By default, MongoDB will automatically close a cursor when the client has exhausted all results in the cursor. However, for capped collections you may use a tailable cursor that remains open after the client exhausts the results in the initial cursor.

The following is a basic example of using a tailable cursor to tail the oplog of a replica set member:

import time

import pymongo

client = pymongo.MongoClient()
oplog = client.local.oplog.rs
first = oplog.find().sort('$natural', pymongo.ASCENDING).limit(-1).next()
print(first)
ts = first['ts']

while True:
    # For a regular capped collection CursorType.TAILABLE_AWAIT is the
    # only option required to create a tailable cursor.

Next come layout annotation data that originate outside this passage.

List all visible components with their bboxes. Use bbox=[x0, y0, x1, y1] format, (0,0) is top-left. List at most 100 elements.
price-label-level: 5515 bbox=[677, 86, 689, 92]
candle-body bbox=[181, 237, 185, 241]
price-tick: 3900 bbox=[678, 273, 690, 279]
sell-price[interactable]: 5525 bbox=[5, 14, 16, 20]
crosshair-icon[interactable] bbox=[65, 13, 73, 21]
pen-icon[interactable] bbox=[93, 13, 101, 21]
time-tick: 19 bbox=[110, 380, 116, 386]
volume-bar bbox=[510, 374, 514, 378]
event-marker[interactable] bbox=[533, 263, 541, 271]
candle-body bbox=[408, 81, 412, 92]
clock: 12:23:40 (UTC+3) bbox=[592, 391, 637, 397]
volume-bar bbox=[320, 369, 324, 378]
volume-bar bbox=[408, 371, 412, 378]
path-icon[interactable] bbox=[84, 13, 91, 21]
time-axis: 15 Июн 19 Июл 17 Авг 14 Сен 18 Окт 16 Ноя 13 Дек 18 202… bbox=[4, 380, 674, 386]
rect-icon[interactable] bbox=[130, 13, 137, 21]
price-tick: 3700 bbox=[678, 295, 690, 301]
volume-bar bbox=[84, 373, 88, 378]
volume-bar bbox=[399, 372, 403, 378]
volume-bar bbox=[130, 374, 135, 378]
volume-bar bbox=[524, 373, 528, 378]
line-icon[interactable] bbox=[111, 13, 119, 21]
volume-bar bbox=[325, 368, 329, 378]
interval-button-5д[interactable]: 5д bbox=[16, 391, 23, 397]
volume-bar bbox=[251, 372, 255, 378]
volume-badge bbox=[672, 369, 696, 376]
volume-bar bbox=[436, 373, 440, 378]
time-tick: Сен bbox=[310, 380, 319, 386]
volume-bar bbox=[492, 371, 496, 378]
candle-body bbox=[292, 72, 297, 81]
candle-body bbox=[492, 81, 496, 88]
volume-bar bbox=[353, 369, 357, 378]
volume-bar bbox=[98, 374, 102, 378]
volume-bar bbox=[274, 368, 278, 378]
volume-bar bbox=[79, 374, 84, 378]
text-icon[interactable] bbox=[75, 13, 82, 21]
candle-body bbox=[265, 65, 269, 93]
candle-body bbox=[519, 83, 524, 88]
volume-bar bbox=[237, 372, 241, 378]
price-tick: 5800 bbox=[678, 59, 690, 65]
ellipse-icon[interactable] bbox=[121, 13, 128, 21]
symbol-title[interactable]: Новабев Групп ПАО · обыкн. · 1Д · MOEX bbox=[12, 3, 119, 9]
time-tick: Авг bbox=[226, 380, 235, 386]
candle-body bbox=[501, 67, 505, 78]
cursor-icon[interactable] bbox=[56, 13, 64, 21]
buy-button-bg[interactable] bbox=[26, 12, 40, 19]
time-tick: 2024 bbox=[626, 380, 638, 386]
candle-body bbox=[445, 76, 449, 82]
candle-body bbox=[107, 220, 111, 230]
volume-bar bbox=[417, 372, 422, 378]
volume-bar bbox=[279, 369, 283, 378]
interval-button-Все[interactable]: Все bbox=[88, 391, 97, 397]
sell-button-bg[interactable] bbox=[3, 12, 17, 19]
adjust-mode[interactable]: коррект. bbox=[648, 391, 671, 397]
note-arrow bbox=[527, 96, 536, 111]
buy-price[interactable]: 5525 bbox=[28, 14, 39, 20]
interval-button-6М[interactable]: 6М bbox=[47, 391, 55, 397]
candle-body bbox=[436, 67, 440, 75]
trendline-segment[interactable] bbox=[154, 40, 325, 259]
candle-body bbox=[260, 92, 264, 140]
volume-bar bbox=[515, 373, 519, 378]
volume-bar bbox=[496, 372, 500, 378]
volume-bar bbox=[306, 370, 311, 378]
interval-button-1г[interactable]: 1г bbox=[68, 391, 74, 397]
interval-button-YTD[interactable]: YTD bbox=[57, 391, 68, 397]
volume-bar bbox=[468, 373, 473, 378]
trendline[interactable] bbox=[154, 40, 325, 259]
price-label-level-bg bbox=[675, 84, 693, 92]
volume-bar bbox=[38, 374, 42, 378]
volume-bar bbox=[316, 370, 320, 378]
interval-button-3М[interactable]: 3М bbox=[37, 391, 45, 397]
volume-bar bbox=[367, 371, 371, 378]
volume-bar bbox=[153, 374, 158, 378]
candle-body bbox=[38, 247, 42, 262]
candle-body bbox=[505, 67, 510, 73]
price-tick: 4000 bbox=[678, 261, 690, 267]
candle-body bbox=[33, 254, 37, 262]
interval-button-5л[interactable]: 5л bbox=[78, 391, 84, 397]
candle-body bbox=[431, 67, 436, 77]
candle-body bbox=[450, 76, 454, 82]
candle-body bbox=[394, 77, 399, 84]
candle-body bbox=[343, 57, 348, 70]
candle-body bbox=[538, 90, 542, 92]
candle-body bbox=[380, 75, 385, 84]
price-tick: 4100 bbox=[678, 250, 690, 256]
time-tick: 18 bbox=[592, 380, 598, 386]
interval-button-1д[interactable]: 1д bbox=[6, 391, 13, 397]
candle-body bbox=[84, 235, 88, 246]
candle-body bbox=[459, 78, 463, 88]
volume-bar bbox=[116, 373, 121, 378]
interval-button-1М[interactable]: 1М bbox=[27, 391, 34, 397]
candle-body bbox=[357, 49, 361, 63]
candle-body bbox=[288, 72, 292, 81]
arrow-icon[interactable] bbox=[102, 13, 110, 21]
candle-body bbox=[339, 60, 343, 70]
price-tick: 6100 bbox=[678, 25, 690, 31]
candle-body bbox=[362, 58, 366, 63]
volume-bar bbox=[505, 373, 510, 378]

When querying the
    # oplog, the oplog_replay option enables an optimization to quickly
    # find the 'ts' value we're looking for. The oplog_replay option
    # can only be used when querying the oplog. Starting in MongoDB 4.4
    # this option is ignored by the server as queries against the oplog
    # are optimized automatically by the MongoDB query engine.
    cursor = oplog.find({'ts': {'$gt': ts}},
                        cursor_type=pymongo.CursorType.TAILABLE_AWAIT,
                        oplog_replay=True)
    while cursor.alive:
        for doc in cursor:
            ts = doc['ts']
            print(doc)
        # We end up here if the find() returned no documents or if the
        # tailable cursor timed out (no new documents were added to the
        # collection for more than 1 second).